US dollar: outlook for Aril 3-7
During the past week, the US dollar index (DXY) tested levels below 99.00 before recovering to 100.64.
The slump on Monday was provoked by the market’s concerns about President Trump’s inability to push the legislation through the Congress as he failed with his healthcare bill. In addition, there were reports that Trump was aiming to “penalize currency manipulators” (meaning the nations, which devalue their currencies against the USD) – a step to encourage a weaker dollar. However, then brighter spots appeared. The US Q4 GDP growth was revised up from 1.9% to 2.1%, while American yields increased. Hawkish comments from Boston Fed President Eric Rosengren and San Francisco Fed President John Williams, who talked about the possibility of 3 more rate hikes this year, gave some fuel to the dollar bulls.
On Friday, however, dovish comments from New York Fed President William Dudley (according to him, the Fed shouldn’t hurry with policy tightening and 1-2 rate hikes should be enough) and unimpressive consumer spending figures brought the greenback’s advance to a stop. This actually was a hit on the USD’s most important drivers.

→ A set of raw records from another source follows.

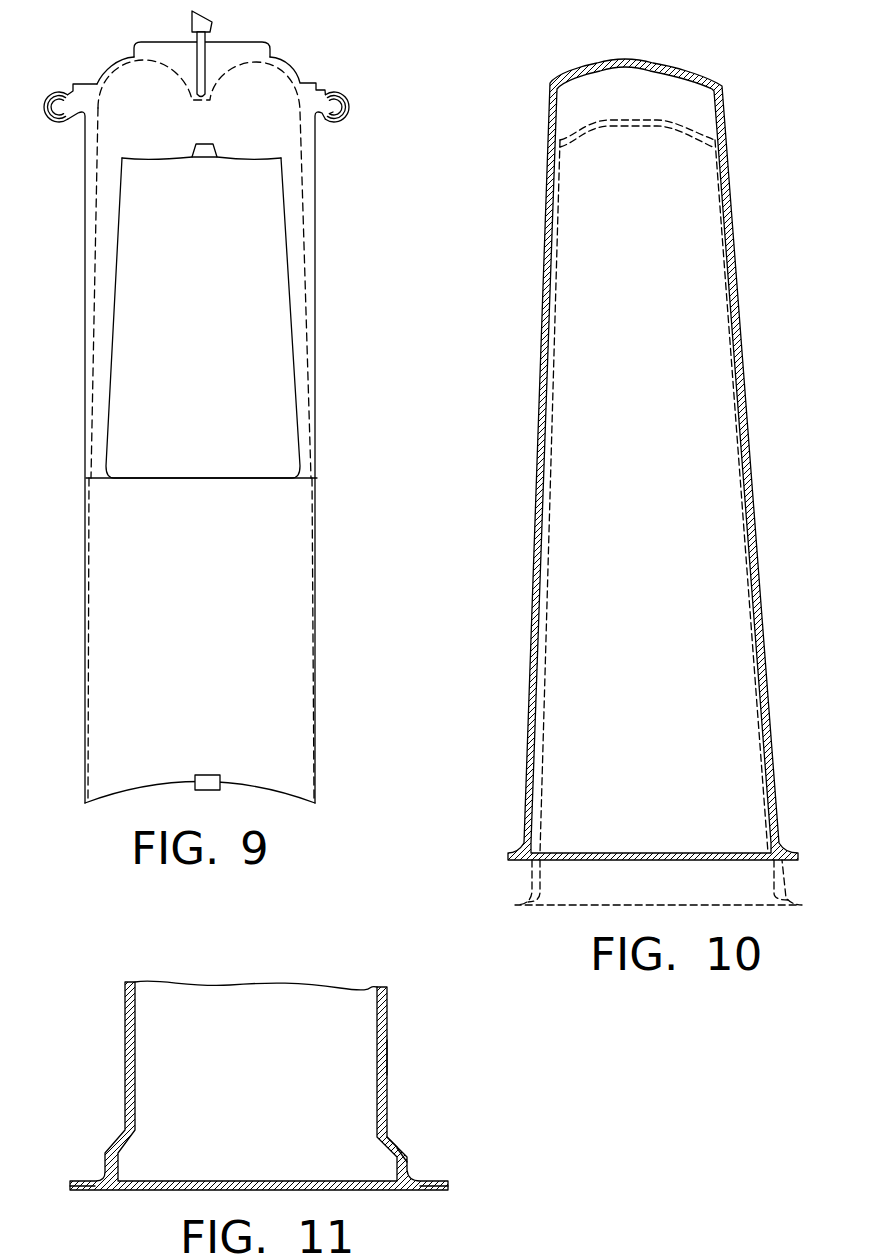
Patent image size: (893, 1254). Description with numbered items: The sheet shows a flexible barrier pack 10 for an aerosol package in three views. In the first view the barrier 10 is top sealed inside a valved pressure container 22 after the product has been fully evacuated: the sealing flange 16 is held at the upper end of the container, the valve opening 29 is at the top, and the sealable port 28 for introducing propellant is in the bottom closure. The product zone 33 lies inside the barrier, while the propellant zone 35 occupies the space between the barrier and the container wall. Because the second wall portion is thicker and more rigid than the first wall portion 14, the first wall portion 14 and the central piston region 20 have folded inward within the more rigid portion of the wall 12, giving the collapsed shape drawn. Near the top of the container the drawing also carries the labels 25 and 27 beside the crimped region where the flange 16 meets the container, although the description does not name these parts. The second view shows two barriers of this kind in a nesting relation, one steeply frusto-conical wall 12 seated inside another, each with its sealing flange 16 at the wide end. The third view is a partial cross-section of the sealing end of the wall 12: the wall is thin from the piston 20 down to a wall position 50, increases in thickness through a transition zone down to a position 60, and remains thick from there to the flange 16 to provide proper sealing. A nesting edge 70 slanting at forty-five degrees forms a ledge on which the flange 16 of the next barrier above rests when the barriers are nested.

In FIG. 10, the barrier 10 is at (774, 718).
In FIG. 9, the wall 12 is at (96, 167).
In FIG. 11, the wall 12 is at (124, 1021).
In FIG. 9, the first wall portion 14 is at (101, 119).
In FIG. 9, the sealing flange 16 is at (352, 107).
In FIG. 10, the sealing flange 16 is at (793, 852).
In FIG. 11, the sealing flange 16 is at (94, 1191).
In FIG. 9, the central piston region 20 is at (228, 158).
In FIG. 9, the pressure container 22 is at (318, 422).
In FIG. 9, the dome 25 is at (104, 99).
In FIG. 9, the bead 27 is at (341, 122).
In FIG. 9, the sealable port 28 is at (211, 750).
In FIG. 9, the opening 29 is at (150, 42).
In FIG. 9, the product zone 33 is at (257, 122).
In FIG. 9, the propellant zone 35 is at (194, 594).
In FIG. 11, the wall position 50 is at (390, 1070).
In FIG. 11, the position 60 is at (409, 1153).
In FIG. 11, the nesting edge 70 is at (391, 1138).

Next week is going to be extremely intense for the US currency. America will release ISM manufacturing PMI on Monday, ADP non-farm employment change & ISM services PMI & FOMC March meeting minutes on Wednesday and a block of important labor market data that includes nonfarm payrolls (NFP) on Friday. The Fed's March meeting was less hawkish than the market has expected, so the minutes may contain further negative risks for the USD. NFP, as usually, will likely provoke a spike in volatility. Moreover, Trump will meet Chinese President Xi Jinping on April 6-7 (Thursday & Friday), so we’ll look forward for more details about America’s trade policy plan. This should be an important driver of the US currency.
DXY found support of the line from May 2016 and it looks like there will be a bullish engulfing on the weekly chart. At the same time, the greenback should meet resistance around 101.60 (resistance line from this year’s high). Support is located at 99.00 and 98.80 (200-day MA). All in all, the US dollar may spend more time consolidating within the wedge. The overall uptrend hasn’t been violated. The dollar’s move to the upside may resume in foreseeable future, but it’s clear that new drivers are needed for that.